Royalty indeed had come to Toronto’s multicultural bookstore (specializing in books from the African & Caribbean Diaspora).  Prince Harry and Meghan?  No, but they did figure into the evening event.

This was royalty from the Mandela's New South Africa days.  Nompumelelo 'Mungi' Ngomane ( pictured), the granddaughter of anti-apartheid activist and Noble Peace Prize winner Bishop Desmond Tutu had just arrived from the airport and was talking with a CBC radio host about Ubuntu.


A year in the writing, Mungi’s book Everyday Ubuntu: Living Better Together, the African Way, is now available in Canada. Her hardcover book is an introduction to Ubuntu, the Southern African philosophy that celebrates the universal human bond. It is a personal guide filled with lessons on how to live harmoniously with all people.

After a round of homemade corn soup, Mungi sat down beside CBC radio host (Fresh Air) Nana aba Duncan (pictured at right), to talk about the book, her life and yes, a little bit about Harry and Meghan.

“ Ubuntu is about harmony,” the 27-year author said to Nana aba Duncan. “ It gets you from day to day. Every day is a new day.”

Archbishop Desmond Tutu describes this philosophy as the cornerstone of the new South Africa. ‘’A person is a person through other persons.  In this way we can utilize the philosophical theory of ‘’othering’’ to help explain Ubuntu”.

“ I didn’t want this book to be about my grandfather, I wanted it to be my words,” she told the audience. There are no pictures of the bishop in the book, however, he did write the introduction to the publication’s 14 lessons (there are 14 acts in the South African constitution).

When Prince Harry and Meghan Merkle were in South Africa last September the princess gave a speech that cites Ubuntu.  To a wildly cheering crowd ““I am here with you, and I am here for you and I thank you so much for showing my husband and I the spirit of Ubuntu.”

When the couple met with Desmond Tutu the next day,  the couple was photographed looking at their copy of  Everyday Ubuntu. 'Mungi' Ngomane made a point of telling her Toronto audience that it was her aunt not the Bishop who gave the Royal couple the book.

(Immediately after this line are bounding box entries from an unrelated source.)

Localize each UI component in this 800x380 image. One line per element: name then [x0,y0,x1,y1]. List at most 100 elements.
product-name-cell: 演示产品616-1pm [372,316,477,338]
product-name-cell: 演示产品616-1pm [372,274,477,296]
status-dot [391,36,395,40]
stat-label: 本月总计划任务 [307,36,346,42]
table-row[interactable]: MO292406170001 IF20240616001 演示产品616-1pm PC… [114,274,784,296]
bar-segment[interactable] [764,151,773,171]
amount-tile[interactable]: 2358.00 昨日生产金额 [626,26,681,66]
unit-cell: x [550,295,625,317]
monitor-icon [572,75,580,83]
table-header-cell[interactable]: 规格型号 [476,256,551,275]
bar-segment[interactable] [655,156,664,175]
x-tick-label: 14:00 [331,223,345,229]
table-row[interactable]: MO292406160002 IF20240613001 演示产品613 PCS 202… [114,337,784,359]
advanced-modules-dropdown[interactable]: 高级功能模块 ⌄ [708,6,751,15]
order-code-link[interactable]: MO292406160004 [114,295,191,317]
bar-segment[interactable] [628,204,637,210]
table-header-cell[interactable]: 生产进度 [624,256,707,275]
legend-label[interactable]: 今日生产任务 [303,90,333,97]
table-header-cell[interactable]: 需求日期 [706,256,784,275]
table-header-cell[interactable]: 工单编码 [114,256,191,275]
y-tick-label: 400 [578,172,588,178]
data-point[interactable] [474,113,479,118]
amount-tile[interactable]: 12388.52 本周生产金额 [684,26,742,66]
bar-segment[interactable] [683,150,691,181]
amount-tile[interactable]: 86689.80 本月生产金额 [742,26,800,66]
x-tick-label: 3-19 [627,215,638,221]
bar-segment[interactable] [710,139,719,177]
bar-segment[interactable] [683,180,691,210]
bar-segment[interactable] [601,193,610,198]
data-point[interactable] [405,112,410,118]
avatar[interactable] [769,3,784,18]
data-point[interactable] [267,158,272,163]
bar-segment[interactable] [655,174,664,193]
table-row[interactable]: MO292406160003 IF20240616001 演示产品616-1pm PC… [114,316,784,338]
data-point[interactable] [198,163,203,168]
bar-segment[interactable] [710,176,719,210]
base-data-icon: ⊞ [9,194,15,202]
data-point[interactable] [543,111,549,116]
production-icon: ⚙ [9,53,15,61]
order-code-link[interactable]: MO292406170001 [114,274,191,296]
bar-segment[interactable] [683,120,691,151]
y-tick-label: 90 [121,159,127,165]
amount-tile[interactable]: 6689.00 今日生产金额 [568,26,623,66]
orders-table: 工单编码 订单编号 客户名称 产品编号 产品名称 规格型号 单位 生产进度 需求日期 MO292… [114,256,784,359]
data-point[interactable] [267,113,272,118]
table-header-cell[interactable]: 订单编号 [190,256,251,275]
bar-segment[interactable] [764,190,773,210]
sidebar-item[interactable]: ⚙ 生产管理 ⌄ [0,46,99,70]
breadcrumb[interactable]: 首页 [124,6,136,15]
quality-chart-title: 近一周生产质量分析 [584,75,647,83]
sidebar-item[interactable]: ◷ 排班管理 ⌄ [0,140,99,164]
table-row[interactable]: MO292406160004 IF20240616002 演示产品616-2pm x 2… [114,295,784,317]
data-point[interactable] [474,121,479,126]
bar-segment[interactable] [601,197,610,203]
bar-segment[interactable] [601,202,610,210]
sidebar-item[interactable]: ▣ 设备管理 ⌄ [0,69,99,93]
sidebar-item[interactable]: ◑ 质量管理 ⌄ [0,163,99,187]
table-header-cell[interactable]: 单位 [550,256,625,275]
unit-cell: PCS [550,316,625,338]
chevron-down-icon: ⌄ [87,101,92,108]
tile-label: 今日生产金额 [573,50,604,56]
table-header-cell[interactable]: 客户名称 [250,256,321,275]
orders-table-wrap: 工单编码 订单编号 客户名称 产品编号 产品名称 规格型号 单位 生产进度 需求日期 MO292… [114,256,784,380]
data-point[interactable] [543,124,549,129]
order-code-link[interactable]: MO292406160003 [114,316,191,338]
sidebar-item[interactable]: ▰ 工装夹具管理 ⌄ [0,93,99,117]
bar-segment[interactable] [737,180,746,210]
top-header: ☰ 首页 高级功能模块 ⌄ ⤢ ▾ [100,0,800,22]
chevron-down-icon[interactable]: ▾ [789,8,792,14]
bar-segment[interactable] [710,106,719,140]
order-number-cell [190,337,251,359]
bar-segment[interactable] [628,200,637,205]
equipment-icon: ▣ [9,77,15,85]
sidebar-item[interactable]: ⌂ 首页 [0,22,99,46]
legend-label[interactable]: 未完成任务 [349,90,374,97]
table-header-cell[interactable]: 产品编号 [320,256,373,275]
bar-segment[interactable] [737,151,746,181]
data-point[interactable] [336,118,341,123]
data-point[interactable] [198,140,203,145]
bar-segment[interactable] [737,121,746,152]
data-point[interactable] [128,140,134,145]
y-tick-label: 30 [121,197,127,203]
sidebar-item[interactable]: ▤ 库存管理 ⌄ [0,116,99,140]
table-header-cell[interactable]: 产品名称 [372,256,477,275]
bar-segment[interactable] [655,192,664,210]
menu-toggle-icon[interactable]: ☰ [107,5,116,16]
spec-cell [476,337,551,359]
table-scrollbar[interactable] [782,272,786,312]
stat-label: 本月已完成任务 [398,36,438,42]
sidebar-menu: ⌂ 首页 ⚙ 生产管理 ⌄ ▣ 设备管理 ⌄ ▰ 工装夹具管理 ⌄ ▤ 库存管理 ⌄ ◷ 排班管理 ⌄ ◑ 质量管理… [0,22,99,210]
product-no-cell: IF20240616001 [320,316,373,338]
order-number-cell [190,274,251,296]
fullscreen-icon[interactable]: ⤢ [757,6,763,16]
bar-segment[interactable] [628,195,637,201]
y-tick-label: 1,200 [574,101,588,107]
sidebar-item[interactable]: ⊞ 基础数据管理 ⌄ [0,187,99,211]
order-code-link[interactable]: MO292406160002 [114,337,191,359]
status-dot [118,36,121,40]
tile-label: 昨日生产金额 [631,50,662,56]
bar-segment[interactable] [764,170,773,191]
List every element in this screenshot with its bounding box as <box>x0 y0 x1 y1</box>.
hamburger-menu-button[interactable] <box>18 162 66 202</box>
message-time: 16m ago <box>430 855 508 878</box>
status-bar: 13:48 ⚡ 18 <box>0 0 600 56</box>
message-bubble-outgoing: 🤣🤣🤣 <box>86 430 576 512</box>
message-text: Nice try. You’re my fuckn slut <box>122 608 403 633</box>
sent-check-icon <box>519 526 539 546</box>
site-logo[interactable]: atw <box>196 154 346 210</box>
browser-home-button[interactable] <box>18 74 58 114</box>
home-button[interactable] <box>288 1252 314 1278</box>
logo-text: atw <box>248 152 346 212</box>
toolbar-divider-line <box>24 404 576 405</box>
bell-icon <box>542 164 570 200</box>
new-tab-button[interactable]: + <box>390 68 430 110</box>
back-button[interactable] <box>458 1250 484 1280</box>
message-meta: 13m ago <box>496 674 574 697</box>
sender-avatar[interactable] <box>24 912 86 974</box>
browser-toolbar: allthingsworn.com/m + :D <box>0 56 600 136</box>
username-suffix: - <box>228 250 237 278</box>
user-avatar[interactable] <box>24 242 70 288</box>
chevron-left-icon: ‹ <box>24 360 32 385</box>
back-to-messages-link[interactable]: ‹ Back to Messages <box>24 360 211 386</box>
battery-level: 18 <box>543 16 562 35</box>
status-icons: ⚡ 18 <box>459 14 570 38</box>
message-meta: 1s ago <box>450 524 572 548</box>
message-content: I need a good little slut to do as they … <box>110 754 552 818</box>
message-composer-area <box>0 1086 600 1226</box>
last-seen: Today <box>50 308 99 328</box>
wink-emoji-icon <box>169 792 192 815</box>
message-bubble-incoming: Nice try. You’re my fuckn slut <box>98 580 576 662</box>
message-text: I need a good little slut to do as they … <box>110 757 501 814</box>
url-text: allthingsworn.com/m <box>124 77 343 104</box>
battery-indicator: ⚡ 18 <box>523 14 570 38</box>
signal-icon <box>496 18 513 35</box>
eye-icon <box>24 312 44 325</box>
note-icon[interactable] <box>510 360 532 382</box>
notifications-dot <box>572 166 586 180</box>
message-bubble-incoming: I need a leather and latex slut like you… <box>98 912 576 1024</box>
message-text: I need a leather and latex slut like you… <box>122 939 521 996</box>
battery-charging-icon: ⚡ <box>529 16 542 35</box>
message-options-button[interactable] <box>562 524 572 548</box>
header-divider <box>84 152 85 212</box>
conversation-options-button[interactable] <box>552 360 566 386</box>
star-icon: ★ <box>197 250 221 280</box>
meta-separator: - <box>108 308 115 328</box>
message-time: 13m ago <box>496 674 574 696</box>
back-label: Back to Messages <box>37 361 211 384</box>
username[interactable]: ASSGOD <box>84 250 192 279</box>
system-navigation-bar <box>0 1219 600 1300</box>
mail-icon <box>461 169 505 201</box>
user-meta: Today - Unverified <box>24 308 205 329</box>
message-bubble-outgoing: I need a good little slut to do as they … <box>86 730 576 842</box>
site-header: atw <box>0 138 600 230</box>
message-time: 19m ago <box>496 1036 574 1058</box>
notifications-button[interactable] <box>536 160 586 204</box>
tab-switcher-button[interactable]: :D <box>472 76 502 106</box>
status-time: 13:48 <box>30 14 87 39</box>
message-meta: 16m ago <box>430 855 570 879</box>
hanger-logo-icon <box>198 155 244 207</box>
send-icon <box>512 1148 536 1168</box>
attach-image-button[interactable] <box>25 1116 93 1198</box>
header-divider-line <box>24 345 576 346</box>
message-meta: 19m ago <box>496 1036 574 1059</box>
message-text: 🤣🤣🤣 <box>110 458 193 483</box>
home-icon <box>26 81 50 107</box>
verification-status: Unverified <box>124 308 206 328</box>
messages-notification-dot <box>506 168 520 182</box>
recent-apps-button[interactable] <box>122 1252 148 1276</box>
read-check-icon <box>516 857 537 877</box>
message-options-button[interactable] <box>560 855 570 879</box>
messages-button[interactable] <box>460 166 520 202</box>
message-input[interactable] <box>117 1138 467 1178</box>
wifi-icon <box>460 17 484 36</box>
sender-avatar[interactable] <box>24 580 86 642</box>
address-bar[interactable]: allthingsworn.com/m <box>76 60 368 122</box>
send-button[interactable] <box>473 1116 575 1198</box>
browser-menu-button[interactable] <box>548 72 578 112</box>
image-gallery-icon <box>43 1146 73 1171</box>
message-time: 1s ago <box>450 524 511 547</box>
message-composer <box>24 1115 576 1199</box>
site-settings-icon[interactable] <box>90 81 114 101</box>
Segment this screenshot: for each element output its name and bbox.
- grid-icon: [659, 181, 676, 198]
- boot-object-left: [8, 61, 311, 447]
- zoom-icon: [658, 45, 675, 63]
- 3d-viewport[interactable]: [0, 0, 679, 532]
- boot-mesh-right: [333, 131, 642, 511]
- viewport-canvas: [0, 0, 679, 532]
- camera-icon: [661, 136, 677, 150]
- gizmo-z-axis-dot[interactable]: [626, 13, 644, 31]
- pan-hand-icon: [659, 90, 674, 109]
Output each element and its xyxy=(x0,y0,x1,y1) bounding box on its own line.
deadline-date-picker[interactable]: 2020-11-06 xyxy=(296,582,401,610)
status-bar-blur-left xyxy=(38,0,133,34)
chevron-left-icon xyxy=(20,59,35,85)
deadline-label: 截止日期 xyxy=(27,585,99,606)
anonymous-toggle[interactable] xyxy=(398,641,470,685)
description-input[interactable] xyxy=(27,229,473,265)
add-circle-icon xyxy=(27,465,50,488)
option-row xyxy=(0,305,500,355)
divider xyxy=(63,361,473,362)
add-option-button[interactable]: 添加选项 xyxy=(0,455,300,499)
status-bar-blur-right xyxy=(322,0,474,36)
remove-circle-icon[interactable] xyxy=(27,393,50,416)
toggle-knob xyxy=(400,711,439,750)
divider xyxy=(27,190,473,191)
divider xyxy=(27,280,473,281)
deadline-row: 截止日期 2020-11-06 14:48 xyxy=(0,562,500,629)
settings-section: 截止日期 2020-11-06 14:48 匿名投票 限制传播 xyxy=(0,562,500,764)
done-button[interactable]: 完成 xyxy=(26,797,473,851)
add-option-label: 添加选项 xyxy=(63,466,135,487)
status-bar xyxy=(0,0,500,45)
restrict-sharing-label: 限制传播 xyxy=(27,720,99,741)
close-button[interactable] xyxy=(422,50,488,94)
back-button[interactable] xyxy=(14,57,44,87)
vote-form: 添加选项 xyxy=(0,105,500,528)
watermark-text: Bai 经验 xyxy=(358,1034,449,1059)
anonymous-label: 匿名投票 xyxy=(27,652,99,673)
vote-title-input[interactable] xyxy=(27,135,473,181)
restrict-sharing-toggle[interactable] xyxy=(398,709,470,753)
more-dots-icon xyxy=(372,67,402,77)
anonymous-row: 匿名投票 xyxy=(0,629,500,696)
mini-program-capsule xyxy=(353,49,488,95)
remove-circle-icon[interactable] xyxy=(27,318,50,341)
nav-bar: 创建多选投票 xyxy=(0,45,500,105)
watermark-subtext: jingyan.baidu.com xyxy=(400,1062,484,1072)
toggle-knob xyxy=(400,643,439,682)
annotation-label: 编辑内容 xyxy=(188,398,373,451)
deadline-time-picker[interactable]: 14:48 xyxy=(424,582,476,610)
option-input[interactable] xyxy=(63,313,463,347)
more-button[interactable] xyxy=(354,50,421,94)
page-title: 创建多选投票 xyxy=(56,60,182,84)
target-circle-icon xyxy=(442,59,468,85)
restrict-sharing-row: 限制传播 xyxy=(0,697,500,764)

Fast forward to Monday.  The Washington Post ran a huge story, based on a news item from last week’s UK Daily News that asks if  Ubuntu  “might it have influenced Meghan and Prince Harry’s Megxit?”

Harry and Meghan did get a cheer from the  ticket holders, but, it was Trump who was talked about at length with distain  by Mungi.

As  an American citizen currently based in Atlanta it appears that her concern about the US political scene is her biggest test in following the Ubuntu lesson of respecting  those that you disagree with.

Monday night’s event was  the first fundraiser for  A Different Booklist’s campaign to build a large cultural centre across the street in the construction site that was once Honest Ed’s.